I have a product of matrices $\prod\limits_{i=1}^{n} a_i$, If $b$ is an eigenvalue of $a_i$ for any $i$, then $|b|<1$.
(1) Under what norm or condition, $\|\prod\limits_{i=1}^{n} a_i\|<r<1$
(2) If I had infinite such matrices, $\|\prod\limits_{i=1}^{\infty} a_i\|<r<1$ true for some norm?
(3) What if all the matrices are diagonalizable? In that case, will I get (1) and (2) as desired in some norm?
Thanks for any help.
Perhaps the vector induced norm can work? If $b$ is an eigenvalue of $a_i$ implies that $|b|<1$, then the largest eigenvalue of $a_i$, call it $\tilde{a}_i$ should also be $|\tilde{a}_i|$<1. Taking a look specifically at the statement in the wiki page:
"Any induced operator norm is a submultiplicative matrix norm $\lVert AB \rVert < \lVert A \rVert \lVert B \rVert $ ".

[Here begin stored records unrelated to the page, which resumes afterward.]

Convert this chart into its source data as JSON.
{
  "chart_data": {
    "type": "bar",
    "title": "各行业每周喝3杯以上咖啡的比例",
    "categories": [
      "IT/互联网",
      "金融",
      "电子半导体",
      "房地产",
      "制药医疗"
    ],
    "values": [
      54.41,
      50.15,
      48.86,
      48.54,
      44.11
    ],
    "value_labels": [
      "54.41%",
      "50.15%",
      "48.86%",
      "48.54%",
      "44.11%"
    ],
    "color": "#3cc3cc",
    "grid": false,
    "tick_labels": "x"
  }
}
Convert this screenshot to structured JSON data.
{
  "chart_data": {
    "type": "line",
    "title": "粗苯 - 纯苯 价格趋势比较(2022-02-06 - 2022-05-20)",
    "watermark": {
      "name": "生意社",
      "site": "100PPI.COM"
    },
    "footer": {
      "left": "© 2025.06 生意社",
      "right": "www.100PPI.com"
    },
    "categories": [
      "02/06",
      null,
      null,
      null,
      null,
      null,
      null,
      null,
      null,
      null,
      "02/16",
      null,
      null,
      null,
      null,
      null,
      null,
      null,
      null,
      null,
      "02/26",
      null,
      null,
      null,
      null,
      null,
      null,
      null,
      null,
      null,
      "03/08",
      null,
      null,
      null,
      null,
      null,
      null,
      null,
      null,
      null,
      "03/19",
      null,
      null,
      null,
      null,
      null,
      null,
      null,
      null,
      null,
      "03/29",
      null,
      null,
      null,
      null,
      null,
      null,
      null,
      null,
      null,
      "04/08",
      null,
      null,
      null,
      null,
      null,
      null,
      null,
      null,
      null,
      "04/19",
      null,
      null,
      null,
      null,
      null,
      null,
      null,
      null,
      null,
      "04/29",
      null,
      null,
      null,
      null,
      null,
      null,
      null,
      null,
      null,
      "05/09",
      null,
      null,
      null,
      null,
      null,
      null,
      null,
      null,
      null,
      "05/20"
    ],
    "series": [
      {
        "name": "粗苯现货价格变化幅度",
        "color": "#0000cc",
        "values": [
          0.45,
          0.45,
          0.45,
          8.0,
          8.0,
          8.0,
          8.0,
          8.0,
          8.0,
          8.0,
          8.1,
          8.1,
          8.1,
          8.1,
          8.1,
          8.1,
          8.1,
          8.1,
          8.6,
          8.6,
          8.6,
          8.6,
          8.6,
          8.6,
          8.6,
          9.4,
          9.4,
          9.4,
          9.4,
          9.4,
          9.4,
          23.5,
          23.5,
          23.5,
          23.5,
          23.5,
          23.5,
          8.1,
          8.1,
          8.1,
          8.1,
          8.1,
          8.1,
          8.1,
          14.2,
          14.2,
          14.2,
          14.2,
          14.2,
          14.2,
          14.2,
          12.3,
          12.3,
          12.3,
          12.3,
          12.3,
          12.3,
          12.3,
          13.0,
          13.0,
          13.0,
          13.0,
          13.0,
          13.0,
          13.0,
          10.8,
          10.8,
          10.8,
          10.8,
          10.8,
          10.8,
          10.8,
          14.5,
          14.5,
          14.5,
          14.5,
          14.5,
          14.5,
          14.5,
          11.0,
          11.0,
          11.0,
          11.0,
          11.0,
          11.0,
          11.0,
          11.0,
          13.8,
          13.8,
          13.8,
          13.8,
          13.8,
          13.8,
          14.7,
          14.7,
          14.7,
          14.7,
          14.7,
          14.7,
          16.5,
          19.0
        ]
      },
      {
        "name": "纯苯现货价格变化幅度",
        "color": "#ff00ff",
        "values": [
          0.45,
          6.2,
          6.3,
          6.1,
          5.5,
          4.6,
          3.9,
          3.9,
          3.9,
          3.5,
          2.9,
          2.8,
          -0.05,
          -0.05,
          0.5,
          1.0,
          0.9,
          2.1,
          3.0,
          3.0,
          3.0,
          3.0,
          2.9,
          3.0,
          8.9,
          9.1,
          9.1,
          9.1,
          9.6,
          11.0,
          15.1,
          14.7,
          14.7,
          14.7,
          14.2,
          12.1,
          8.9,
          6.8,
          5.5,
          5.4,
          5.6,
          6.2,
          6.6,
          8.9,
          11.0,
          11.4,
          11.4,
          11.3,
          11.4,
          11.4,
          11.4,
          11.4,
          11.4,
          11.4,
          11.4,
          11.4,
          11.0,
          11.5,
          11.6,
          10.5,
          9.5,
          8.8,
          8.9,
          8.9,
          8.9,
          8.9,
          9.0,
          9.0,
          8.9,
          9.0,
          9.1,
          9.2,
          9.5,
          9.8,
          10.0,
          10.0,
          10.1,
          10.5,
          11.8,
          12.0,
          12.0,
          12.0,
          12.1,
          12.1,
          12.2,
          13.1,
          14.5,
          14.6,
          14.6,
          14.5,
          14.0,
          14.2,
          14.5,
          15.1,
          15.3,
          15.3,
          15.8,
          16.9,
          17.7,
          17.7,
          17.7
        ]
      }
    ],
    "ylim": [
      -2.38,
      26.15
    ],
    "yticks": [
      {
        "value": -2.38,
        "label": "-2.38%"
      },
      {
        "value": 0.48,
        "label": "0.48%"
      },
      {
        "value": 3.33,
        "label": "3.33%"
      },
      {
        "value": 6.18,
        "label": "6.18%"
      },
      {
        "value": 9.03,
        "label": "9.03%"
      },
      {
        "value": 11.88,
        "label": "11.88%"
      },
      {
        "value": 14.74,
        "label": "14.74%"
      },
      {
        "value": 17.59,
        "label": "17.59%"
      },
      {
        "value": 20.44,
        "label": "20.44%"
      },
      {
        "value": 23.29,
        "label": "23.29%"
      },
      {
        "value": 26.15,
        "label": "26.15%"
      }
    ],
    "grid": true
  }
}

Thus, in the vector induced norm, we should be able to say that \begin{equation} \lVert \prod_{i=1}^{n} a_i \rVert < \prod_{i=1}^{n} \lVert a_i \rVert < \lVert \tilde{a} \rVert^{n}<1, \end{equation} where $\tilde{a}$ is the largest eigenvalue of all the $\tilde{a}_i$'s.
I think this applies for all three points.